[Taxacom] Woodpeckers, primates, as well as the Wallace Line gauntlet

Michael Heads michael.heads at yahoo.com
Sun May 22 03:10:33 CDT 2011






Hi Ken,
 
OK, that's honeyguides... Here's another one from pigeons I'd be keen to hear your views on:
 


   Columba: Widespread through the Old World from Africa to Samoa (including an endemic species on the Comoros), but not in Madagascar. 
   
   The sister group has two clades: Streptopelia s.s. (Stigmatopelia auctt.): Wide in the Old World, but not Madagascar etc., and Nesoenas: Madagascar, Comoros, Seychelles, Mascarenes, Diego Garcia. 
   
   Nesoenas and Columba overlap only in the Comoros and Mayotte, where both genera occur  on all four islands. (The Comoros are small but important for biogeography, e.g. the endemic passerine Humblotia).   
   So why doesn’t Columba occur in Madagascar? 
 
Michael 
 

Wellington, New Zealand.

My papers on biogeography are at: http://tiny.cc/RiUE0

--- On Sun, 22/5/11, Kenneth Kinman <kennethkinman at webtv.net> wrote:


From: Kenneth Kinman <kennethkinman at webtv.net>
Subject: Re: [Taxacom] Woodpeckers, primates, as well as the Wallace Line gauntlet
To: taxacom at mailman.nhm.ku.edu
Received: Sunday, 22 May, 2011, 4:40 PM


Hi Michael,
        Well first of all, my idea is that a lot of things could have
kept woodpeckers out of Madagascar.  I still maintain that they are not
great migrators compared to many passerines (or various other Orders)
that most likely got there first, and that woodpeckers may therefore
have not ever gotten there at all (much less tried to establish
themselves).   
        As for honeyguides, they apparently aren't migrators at all, and
stay very close to home.  They also have a very recent fossil record
(although that probably wouldn't impress you or John), and I wouldn't be
surprised if Picidae is paraphyletic with respect to them, and that they
arose relatively late.   
        They are also specialized in that they are nest parasites,
laying one egg at a time, and are rather particular in what species
nests they lay those eggs.  I hardly think they would easily establish
themselves on Madagascar, or even that any of them ever got to
Madagascar at all.  I'd give woodpeckers better odds of doing that (and
I obviously don't think much of those odds either).  I don't whether
call the honeyguide on Madagascar hypothesis "ad hoc" or grasping at
straws.   And I also wouldn't be surprised if Coraciformes is
paraphyletic with respect to Piciformes, and that the latter resulted
from dispersal and initial isolation, not vicariance.
       -------------- Goodnight,
                                   Ken   

-----------------------------------------------------------
Michael wrote:  
       I'm impressed with your idea that aye-ayes kept woodpeckers out
of Madagascar by invading the 'prying for grubs' niche first!
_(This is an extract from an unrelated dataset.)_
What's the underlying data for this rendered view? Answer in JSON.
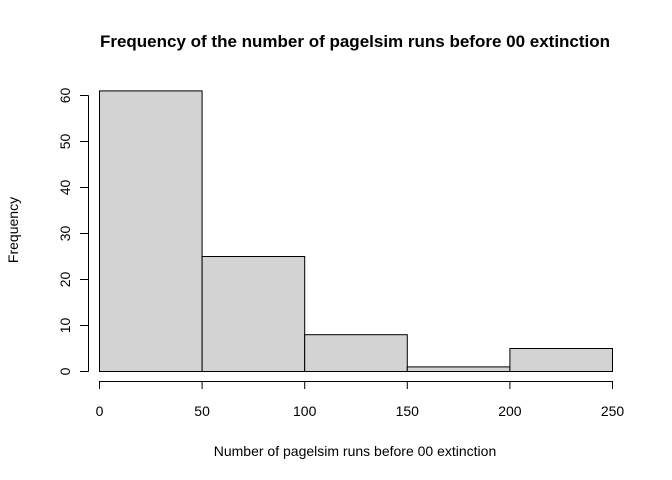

But don't
forget it's all Piciformes that are absent from Madagascar, not just
woodpeckers. Other members, such as honeyguides (Indicatoridae), have a
very different ecology.   It would be nice to have a
simple explanation for the Piciformes absence from Madagascar
that also accounted for their absence from Australasia, and at
the same time explained the high level endemism of their
sister-group (Coraciiformes) in Madagascar and Australasia. If anyone
knows of any previous discussion of vicariance between the two
orders I'd be very interested to hear.